Pidhorny stands in a helmet on a scaffolding on the fourth floor and monitors work of his employees. They are plastering a five-story building. "Good," he says in Russian. There is not a single Pole in his firm. He hires only Belarusians and Ukrainians, because "they work better". He himself works seven days a week, for twelve hours. "Without Ukrainians, nothing would work here."
Polish "Union of Entrepreneurs and Employers" (ZPP) has the same belief. It issued one document, which purposefully requires hiring Ukrainians to help solve the problem with a shortage of labor. In the report titled "How to avoid a demographic catastrophe in Poland" of November 2016, ZPP writes that Ukrainians will "work hard and with pleasure, because they do not rely on social payments and want to earn for living themselves." In addition, they are not inclined to crime, the report says.
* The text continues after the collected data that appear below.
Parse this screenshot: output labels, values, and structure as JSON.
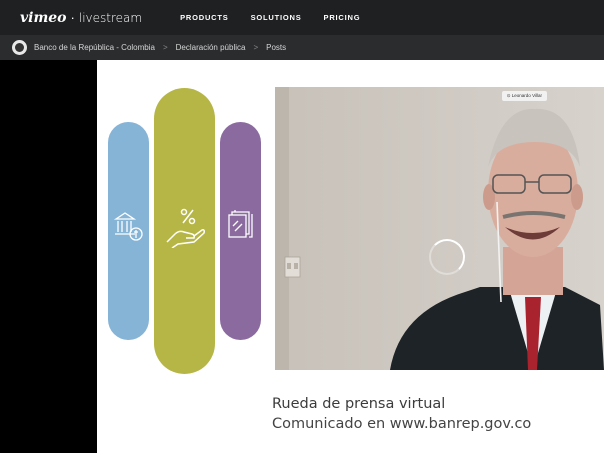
{
  "topbar": {
    "logo": "vimeo",
    "separator": "·",
    "product": "livestream",
    "nav": [
      "PRODUCTS",
      "SOLUTIONS",
      "PRICING"
    ]
  },
  "breadcrumb": {
    "items": [
      "Banco de la República - Colombia",
      "Declaración pública",
      "Posts"
    ],
    "separator": ">"
  },
  "slide": {
    "video": {
      "participant_name": "Leonardo Villar",
      "state": "loading"
    },
    "caption": {
      "line1": "Rueda de prensa virtual",
      "line2": "Comunicado en www.banrep.gov.co"
    },
    "pills": [
      {
        "color": "#86b4d7",
        "icon": "bank-icon"
      },
      {
        "color": "#b6b646",
        "icon": "hand-percent-icon"
      },
      {
        "color": "#8b6aa0",
        "icon": "documents-icon"
      }
    ]
  }
}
The other groups of immigrants are assessed differently: "Immigrants from Africa and the Middle East do not want to get a job." This was the experience Western Europe received, primarily Belgium, France, and Switzerland. In addition, they have "an obvious propensity to crime." Thus, ZPP fully supports the line of the right-conservative government of the party "Right and Justice" ("PiS"), which does not want to receive refugees from Syria, but at the same time demonstrates are open towards visitors from Ukraine.
"PiS" recognizes the fact that Poland cannot cope without the foreign visitors. The new head of government, Mateusz Morawiecki, recently said at the economic forum in Krynica that Poland might easily receive from one to two millions of Ukrainians in subsequent years if it does not manage to cover the labor demand at the expense of the Polish workers. According to the forecast of the Polish Central Statistical Office (CSO), the population of the country by 2050 will decrease from the current 38 million to 34 million people. The reason is the low birth rates.
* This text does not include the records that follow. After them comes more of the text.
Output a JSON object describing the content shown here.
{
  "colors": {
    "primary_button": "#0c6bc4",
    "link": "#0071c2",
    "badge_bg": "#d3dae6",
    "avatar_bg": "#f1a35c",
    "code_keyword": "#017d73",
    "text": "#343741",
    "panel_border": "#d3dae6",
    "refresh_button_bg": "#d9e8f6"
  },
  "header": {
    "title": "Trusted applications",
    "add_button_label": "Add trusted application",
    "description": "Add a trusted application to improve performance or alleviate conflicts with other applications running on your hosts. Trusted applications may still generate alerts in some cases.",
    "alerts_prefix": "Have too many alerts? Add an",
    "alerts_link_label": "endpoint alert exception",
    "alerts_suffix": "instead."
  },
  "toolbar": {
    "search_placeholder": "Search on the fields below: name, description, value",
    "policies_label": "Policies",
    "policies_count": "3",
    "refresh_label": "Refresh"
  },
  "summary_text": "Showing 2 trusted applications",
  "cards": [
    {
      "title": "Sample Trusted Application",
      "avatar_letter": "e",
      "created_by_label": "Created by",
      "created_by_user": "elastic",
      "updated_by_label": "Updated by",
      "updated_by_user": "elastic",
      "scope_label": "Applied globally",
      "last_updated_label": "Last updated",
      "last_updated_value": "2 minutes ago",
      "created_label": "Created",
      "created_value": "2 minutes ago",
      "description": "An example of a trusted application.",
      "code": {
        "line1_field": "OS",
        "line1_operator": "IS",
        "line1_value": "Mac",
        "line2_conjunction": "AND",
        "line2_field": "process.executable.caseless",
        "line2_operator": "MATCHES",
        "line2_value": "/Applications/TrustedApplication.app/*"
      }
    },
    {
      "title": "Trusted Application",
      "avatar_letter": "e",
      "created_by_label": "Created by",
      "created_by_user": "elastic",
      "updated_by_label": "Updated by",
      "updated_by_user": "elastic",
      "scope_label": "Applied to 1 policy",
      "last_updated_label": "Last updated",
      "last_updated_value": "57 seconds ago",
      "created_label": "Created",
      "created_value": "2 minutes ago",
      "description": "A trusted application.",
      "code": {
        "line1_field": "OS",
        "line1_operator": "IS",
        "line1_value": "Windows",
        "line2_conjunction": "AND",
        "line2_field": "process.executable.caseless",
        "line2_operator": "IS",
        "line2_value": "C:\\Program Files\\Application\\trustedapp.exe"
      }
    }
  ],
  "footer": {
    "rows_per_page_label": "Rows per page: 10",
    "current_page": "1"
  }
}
The government believes that if Poland is forced to take migrants, then only from countries with a similar culture. The ZPP Union expressed this opinion in its report: "Ideal would be migrants who would willingly work and easily assimilate, with a very similar culture, a similar system of values and ideas about morality."
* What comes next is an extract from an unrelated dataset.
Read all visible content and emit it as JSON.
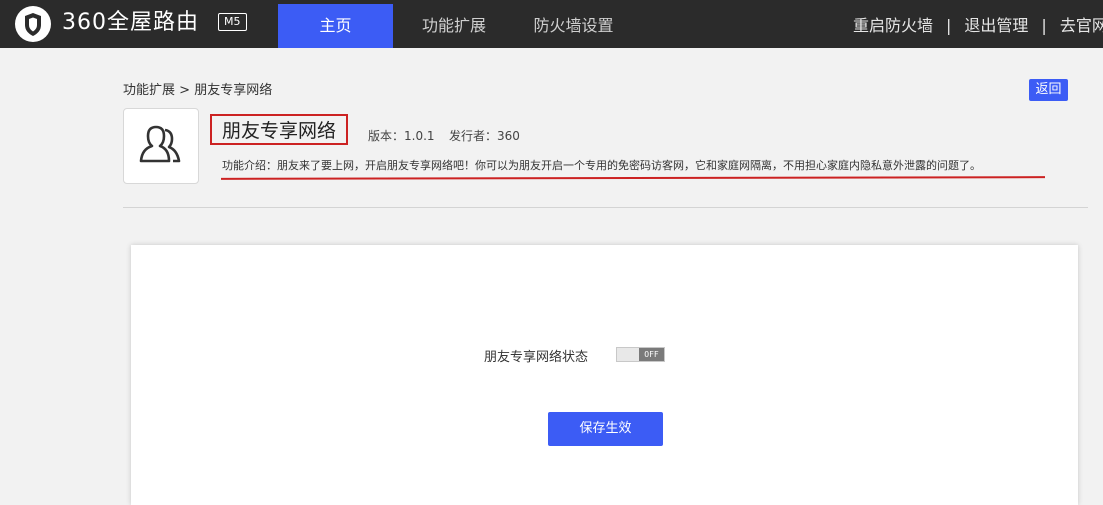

The ethnic and cultural similarity between the Poles and the Ukrainians is the reason there is no tension between these groups, although Poland is currently experiencing one of the largest waves of migration in its history. Violence against Ukrainians due to their origin is still very rare, while the number of crimes with racist motivation is increasing. Demonstrations against Muslim refugees are constantly organized, but there are no protests against Ukrainian migrants. According to a poll conducted in April 2017, 27% of Poles are positive towards Ukrainians, while only 8% are against the Syrians.
So neither the liberal opposition nor the right "PiS" is trying to use this problem. Only right extremists discovered this topic for themselves. In any case, the "National Movement" party, which was ignored by voters, warns at various events and press conferences about the "Ukrainianization of Poland." But it has not achieved any particular success.
Dmytro Pidhorny wants to stay in Poland anyway. Until now, neither he nor his Ukrainian colleagues had any troubles because of their origin. He looks out from the frame of a five-story building in the direction of the Warsaw skyscrapers: "I want us to build the tallest building in Warsaw in five years," he says. "Five years from now, I want to have 50 employees. All Ukrainians and Belarusians should know that they will always find work in my firm."